In January, the drawing by Heather, and another by sophomore Maggie Maberry, won prizes.
Sokoloff was proud of both girls’ work, so when Heather’s portrait earned a nomination for a national-level American Visions Award, the teacher sent the drawing. But then she forgot about it.
“I’ve been submitting for years,” said Sokoloff, who has worked at the small high school since 1995. “We’ve never gone to the national level before.”
Each previous time, the artworks had been returned with a polite note of thanks for entering, she said.
Not this time.
The first notice that things were different arrived via e-mail to Cote and Sokoloff.
The teacher almost deleted the message as spam. It carried a “congratulations” subject line and came from something called “A&W General Information.”

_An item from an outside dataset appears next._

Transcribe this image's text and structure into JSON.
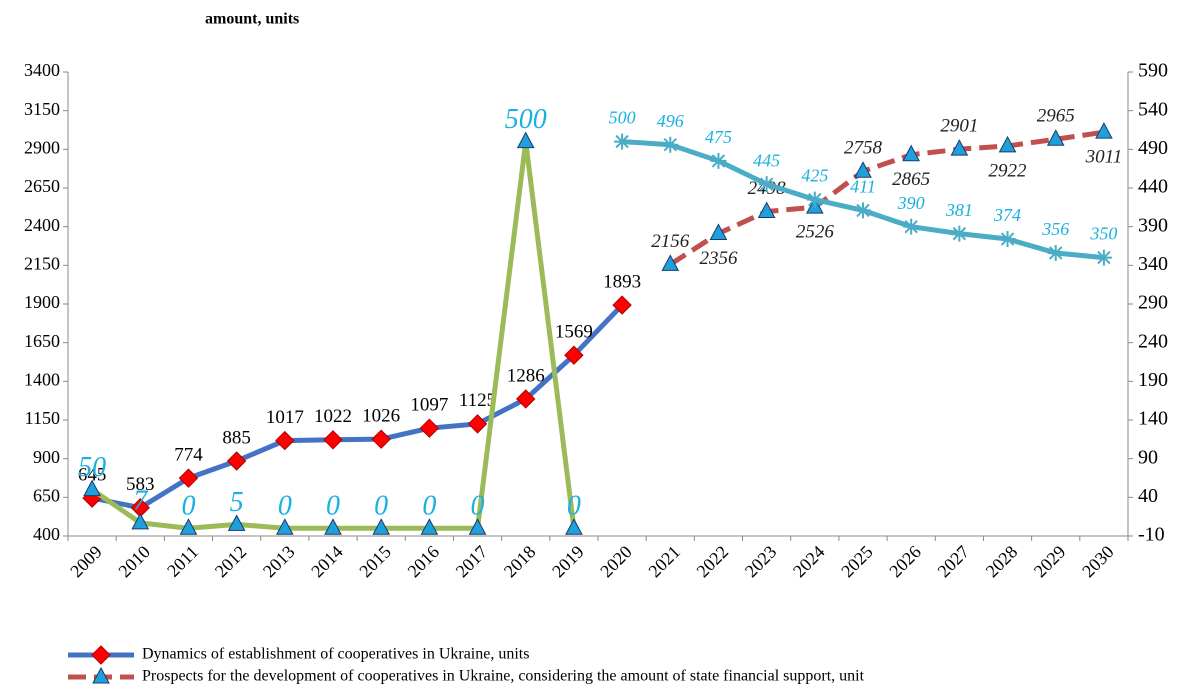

“To me, A&W means root beer,” she said.
She clicked on it anyway.
Heather won an American Visions Award. Her drawing will hang at Scholastic’s Alliance Gallery on Broadway in Manhattan and later become part of a traveling exhibit.
On Thursday, June 14, she’ll be among honorees at the gallery opening. And on June 15, she’ll join the other national winners at Carnegie Hall.
Last year’s event drew celebrity presenters including Glenn Close and Kathy Bates, a spokeswoman for the contest said Tuesday.
The hoopla is still sinking in with Heather. She got her first inkling of its importance when she told her mom.
“She flipped out,” Heather said. “She called, like, everyone.”
The contest has helped Heather become more focused and confident in her work, said her mom.
“She’s found a place where she fits in,” she said.
Heather’s work and attitude toward art is a kind of “perfect storm” mix of raw talent, hard work and a willingness to be taught, Sokoloff said.
“She’s a student,” she said. “She knows I can teach her more.”
And she’s also become an example for other students in the school, that a national prize need never be unattainable.
“This is a tiny school in Maine,” Sokoloff said, sitting in her basement classroom. “(But) these pieces that we make in this little room can go anywhere.”